Prove that $x^d-1$ divides $x^n-1$ if and only if $d$ divdes $n$.

Suppose $d|n$; say $n = dt$.

If $t = 1$, there is nothing to show. Suppose $t > 1$; then $x^n-1 = (x^d)^t - 1$ $= (x^d-1)(\sum_{i=0}^{t-1} (x^d)^i)$, so that $x^d-1$ divides $x^n-1$.

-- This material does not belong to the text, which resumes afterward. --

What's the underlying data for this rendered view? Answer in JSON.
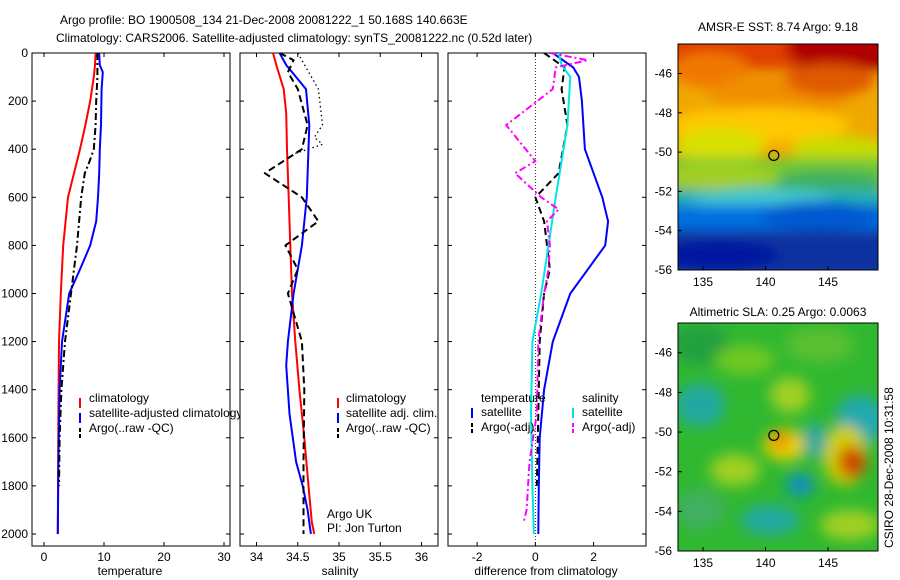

Now suppose $x^d-1$ divides $x^n-1$. By the Division Algorithm in $\mathbb{N}$, we have $q$ and $r$ such that $n = qd+r$. Now $x^n-1 = x^{qd}x^r - 1$ $= x^{qd}x^r -x^r + x^r - 1$ $= x^r(x^{qd}-1) + (x^r-1)$. If $q=1$, then (by the uniqueness part of the division algorithm in $\mathbb{Q}[x]$) $x^r-1 = 0$, so $r = 0$ and $d|n$. If $q > 1$, then $x^n - 1 = x^r(x^d-1)(\sum_{i=0}^{q-1} (x^d)^i) + (x^r-1)$, and again we have $r = 0$, so $d|n$.